The garment that really caught my imagination was a beach dress that was essentially two differently colored half dresses. Each half dress wrapped and tied around the opposite side of the body. the wearer could decide which color dominated the look by reversing the dresses. The ensemble came with a reversible cardigan. I may play with this idea and make a couple of two sided wrap dresses.

A section of the exhibit was devoted to women designers. The work of the women designers tended to be less flashy than the garments designed by men, but more wearable and timeless. It was chilly enough to wear the Claire McCardle's lovely wool jersey ensemble  home.

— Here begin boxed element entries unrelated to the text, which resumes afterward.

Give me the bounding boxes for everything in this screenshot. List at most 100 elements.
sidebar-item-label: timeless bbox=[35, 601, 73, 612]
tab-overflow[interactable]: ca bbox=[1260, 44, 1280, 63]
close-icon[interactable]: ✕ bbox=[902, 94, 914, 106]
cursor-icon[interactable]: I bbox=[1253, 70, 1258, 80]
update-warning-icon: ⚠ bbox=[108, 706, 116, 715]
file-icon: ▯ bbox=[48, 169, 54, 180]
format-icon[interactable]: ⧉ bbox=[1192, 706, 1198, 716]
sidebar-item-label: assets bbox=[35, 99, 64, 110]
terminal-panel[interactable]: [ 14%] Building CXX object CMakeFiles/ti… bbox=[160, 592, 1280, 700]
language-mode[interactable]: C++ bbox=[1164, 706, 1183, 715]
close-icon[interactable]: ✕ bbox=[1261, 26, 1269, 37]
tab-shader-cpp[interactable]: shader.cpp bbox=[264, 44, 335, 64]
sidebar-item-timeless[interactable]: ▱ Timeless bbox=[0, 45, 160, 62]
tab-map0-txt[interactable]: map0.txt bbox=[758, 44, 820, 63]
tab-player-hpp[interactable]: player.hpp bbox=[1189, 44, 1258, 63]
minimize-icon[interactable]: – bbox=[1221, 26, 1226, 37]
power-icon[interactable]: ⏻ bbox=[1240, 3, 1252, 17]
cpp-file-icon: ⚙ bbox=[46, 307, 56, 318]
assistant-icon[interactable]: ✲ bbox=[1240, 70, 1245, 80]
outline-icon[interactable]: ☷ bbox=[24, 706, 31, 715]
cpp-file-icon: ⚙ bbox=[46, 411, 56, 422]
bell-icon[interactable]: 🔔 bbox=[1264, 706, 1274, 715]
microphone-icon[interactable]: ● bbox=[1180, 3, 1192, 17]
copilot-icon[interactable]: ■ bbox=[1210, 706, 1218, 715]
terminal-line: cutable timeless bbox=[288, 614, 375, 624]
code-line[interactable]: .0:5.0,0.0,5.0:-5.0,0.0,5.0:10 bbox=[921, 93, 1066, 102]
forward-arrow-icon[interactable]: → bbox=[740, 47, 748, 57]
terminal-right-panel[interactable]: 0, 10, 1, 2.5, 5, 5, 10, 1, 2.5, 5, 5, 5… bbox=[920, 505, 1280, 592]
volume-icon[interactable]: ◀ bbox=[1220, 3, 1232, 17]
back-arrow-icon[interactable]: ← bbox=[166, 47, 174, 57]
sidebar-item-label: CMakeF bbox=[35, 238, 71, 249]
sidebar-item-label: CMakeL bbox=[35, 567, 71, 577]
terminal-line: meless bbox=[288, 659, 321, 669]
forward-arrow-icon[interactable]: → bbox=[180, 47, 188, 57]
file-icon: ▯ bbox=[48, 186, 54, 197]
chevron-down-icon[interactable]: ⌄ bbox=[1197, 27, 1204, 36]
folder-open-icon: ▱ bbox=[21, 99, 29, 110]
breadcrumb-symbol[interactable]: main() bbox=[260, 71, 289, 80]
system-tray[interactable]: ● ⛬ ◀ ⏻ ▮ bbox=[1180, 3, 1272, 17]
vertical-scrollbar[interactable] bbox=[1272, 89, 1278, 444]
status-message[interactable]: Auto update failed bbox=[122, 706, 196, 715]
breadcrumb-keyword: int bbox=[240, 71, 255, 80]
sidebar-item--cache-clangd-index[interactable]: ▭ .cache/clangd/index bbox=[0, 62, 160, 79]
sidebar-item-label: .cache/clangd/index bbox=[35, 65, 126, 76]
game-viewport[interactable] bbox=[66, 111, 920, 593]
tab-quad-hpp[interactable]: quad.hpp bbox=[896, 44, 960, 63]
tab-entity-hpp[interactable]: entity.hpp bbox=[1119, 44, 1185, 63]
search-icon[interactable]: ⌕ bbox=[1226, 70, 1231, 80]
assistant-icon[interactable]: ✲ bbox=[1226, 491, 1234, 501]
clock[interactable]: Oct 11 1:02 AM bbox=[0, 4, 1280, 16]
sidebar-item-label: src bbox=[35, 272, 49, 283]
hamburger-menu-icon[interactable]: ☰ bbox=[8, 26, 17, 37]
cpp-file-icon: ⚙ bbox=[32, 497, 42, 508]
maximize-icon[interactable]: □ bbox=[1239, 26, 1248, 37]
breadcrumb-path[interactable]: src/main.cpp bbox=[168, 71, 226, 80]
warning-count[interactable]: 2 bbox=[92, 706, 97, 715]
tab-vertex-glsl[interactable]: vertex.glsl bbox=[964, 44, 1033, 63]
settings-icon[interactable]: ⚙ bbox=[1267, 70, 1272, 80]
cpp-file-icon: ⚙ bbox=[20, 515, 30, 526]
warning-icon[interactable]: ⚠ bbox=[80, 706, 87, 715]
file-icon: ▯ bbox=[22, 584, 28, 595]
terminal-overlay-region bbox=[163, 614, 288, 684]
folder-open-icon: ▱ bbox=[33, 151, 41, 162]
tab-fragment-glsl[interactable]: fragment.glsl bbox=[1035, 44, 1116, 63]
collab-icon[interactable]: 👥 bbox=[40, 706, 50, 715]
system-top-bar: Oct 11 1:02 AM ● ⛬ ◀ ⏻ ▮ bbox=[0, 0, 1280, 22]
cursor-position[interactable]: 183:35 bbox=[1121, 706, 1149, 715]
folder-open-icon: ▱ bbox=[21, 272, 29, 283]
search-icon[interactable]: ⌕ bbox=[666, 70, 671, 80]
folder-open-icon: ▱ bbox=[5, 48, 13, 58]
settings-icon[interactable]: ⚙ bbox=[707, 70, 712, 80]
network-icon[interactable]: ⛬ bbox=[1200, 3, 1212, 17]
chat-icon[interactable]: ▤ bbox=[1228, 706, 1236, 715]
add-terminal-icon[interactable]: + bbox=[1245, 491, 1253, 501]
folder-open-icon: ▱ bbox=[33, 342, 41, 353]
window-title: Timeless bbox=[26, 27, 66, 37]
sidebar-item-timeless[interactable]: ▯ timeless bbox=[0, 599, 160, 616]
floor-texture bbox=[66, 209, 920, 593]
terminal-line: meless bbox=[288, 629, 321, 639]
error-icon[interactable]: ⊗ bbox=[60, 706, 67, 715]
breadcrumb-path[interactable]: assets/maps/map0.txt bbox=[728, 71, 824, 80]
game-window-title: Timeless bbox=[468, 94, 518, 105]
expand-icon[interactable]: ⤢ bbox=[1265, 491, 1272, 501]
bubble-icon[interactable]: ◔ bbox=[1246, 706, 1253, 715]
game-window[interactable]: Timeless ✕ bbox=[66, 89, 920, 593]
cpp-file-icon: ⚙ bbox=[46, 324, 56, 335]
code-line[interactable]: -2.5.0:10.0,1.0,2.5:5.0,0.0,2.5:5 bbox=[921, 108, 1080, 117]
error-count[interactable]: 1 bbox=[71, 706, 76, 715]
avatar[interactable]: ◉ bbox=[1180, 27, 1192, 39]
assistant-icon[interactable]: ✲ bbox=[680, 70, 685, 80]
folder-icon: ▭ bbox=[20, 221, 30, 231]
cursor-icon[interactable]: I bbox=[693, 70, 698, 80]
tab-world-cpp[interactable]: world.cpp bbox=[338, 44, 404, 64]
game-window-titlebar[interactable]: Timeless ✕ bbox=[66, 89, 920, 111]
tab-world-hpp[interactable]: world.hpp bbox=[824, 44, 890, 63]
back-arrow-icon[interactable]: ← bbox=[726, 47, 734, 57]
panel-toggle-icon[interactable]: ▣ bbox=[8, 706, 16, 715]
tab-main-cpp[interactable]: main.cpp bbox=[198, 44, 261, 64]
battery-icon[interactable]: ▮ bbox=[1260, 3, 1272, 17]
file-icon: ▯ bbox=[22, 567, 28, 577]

I also fell head over heels in love with Vera Maxwell's wool jersey knit ensemble. It was made up of a wrap top, , knickers or skirt and a coat. I am a big believer of garments that can go anywhere from scrubbing the floor to a fancy dinner out. Maxwell's clothing do just that in an elegant and effortless way.
Another new to me designer was Eva Hentz who designed a heart stoppingly beautiful black and white dress where faced white angles intersected their black counterparts.
Charles James' beautiful dresses are fascinating. They are on the face of it, classic ballgowns. On closer inspection they fetishize the female body in all sorts of complex ways. It is a little like discovering that your very straight laced mother is into S+M.
The exhibit is in short, totally worth a trip to Brooklyn.
 I did keep wishing though that the exhibit were set up by the brilliant curators at FIT who really understand what is important about garments.  They understand how to display garments so the questions a viewer has about construction can be answered with your own eyes.
I also wish that the notes describing the garments were a bit more accurate. Whoever wrote them was in love with the word tubular, even when it didn't apply. My other quibble with the show was the display of Russian headresses. I have no idea why they took them out of moth balls for the show. I think they would have worked in an exhibit on the connections between the Muslim world and Europe, but they were a head scratcher in this show.

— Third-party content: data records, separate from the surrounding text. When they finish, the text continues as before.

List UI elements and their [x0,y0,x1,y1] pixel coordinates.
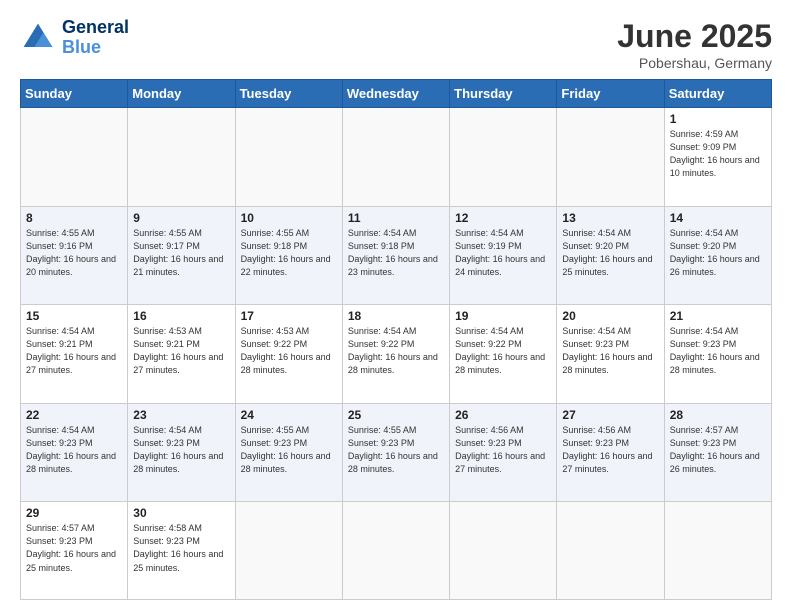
table-row: 29Sunrise: 4:57 AMSunset: 9:23 PMDayligh… [21,502,128,600]
table-row [235,502,342,600]
table-row: 25Sunrise: 4:55 AMSunset: 9:23 PMDayligh… [342,403,449,502]
table-row: 15Sunrise: 4:54 AMSunset: 9:21 PMDayligh… [21,305,128,404]
table-row: 11Sunrise: 4:54 AMSunset: 9:18 PMDayligh… [342,206,449,305]
col-header-sunday: Sunday [21,80,128,108]
table-row: 17Sunrise: 4:53 AMSunset: 9:22 PMDayligh… [235,305,342,404]
table-row: 12Sunrise: 4:54 AMSunset: 9:19 PMDayligh… [450,206,557,305]
table-row: 24Sunrise: 4:55 AMSunset: 9:23 PMDayligh… [235,403,342,502]
table-row: 10Sunrise: 4:55 AMSunset: 9:18 PMDayligh… [235,206,342,305]
table-row: 1Sunrise: 4:59 AMSunset: 9:09 PMDaylight… [664,108,771,207]
table-row: 16Sunrise: 4:53 AMSunset: 9:21 PMDayligh… [128,305,235,404]
table-row: 27Sunrise: 4:56 AMSunset: 9:23 PMDayligh… [557,403,664,502]
table-row: 8Sunrise: 4:55 AMSunset: 9:16 PMDaylight… [21,206,128,305]
table-row: 23Sunrise: 4:54 AMSunset: 9:23 PMDayligh… [128,403,235,502]
page-title: June 2025 [617,18,772,55]
table-row: 19Sunrise: 4:54 AMSunset: 9:22 PMDayligh… [450,305,557,404]
table-row: 26Sunrise: 4:56 AMSunset: 9:23 PMDayligh… [450,403,557,502]
calendar-table: Sunday Monday Tuesday Wednesday Thursday… [20,79,772,600]
table-row: 20Sunrise: 4:54 AMSunset: 9:23 PMDayligh… [557,305,664,404]
table-row: 13Sunrise: 4:54 AMSunset: 9:20 PMDayligh… [557,206,664,305]
table-row [557,502,664,600]
logo-line1: General [62,18,129,38]
header-right: June 2025 Pobershau, Germany [617,18,772,71]
col-header-wednesday: Wednesday [342,80,449,108]
table-row: 28Sunrise: 4:57 AMSunset: 9:23 PMDayligh… [664,403,771,502]
col-header-tuesday: Tuesday [235,80,342,108]
calendar-header-row: Sunday Monday Tuesday Wednesday Thursday… [21,80,772,108]
table-row [342,502,449,600]
table-row [450,502,557,600]
table-row: 9Sunrise: 4:55 AMSunset: 9:17 PMDaylight… [128,206,235,305]
col-header-monday: Monday [128,80,235,108]
table-row [557,108,664,207]
page-subtitle: Pobershau, Germany [617,55,772,71]
table-row: 22Sunrise: 4:54 AMSunset: 9:23 PMDayligh… [21,403,128,502]
top-section: General Blue June 2025 Pobershau, German… [20,18,772,71]
page: General Blue June 2025 Pobershau, German… [0,0,792,612]
table-row [128,108,235,207]
table-row: 14Sunrise: 4:54 AMSunset: 9:20 PMDayligh… [664,206,771,305]
table-row [450,108,557,207]
table-row [664,502,771,600]
table-row: 30Sunrise: 4:58 AMSunset: 9:23 PMDayligh… [128,502,235,600]
table-row: 18Sunrise: 4:54 AMSunset: 9:22 PMDayligh… [342,305,449,404]
col-header-friday: Friday [557,80,664,108]
logo-text: General Blue [62,18,129,58]
table-row [342,108,449,207]
logo: General Blue [20,18,129,58]
table-row [235,108,342,207]
table-row [21,108,128,207]
logo-line2: Blue [62,38,129,58]
col-header-saturday: Saturday [664,80,771,108]
table-row: 21Sunrise: 4:54 AMSunset: 9:23 PMDayligh… [664,305,771,404]
logo-icon [20,20,56,56]
col-header-thursday: Thursday [450,80,557,108]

The shoes and hats from the 1930's and 40's were wonderful and really added to the experience.

I captured the images from this post from the Brooklyn Museum site.  If you click on the header for this blog entry it wil take you to the Brooklyn Museum site.  There you wil be able to see some, but not all of the garments in the show.

The catalog from the show is terrific. It was an excellent early birthday gift from my mother.


  1. Always interesting to see things through a creative seamstress's eyes. Some of today's everyday styles really lack the creativity of days gone by! All we see are jeans, and more jeans---too bad, we are capable of much better.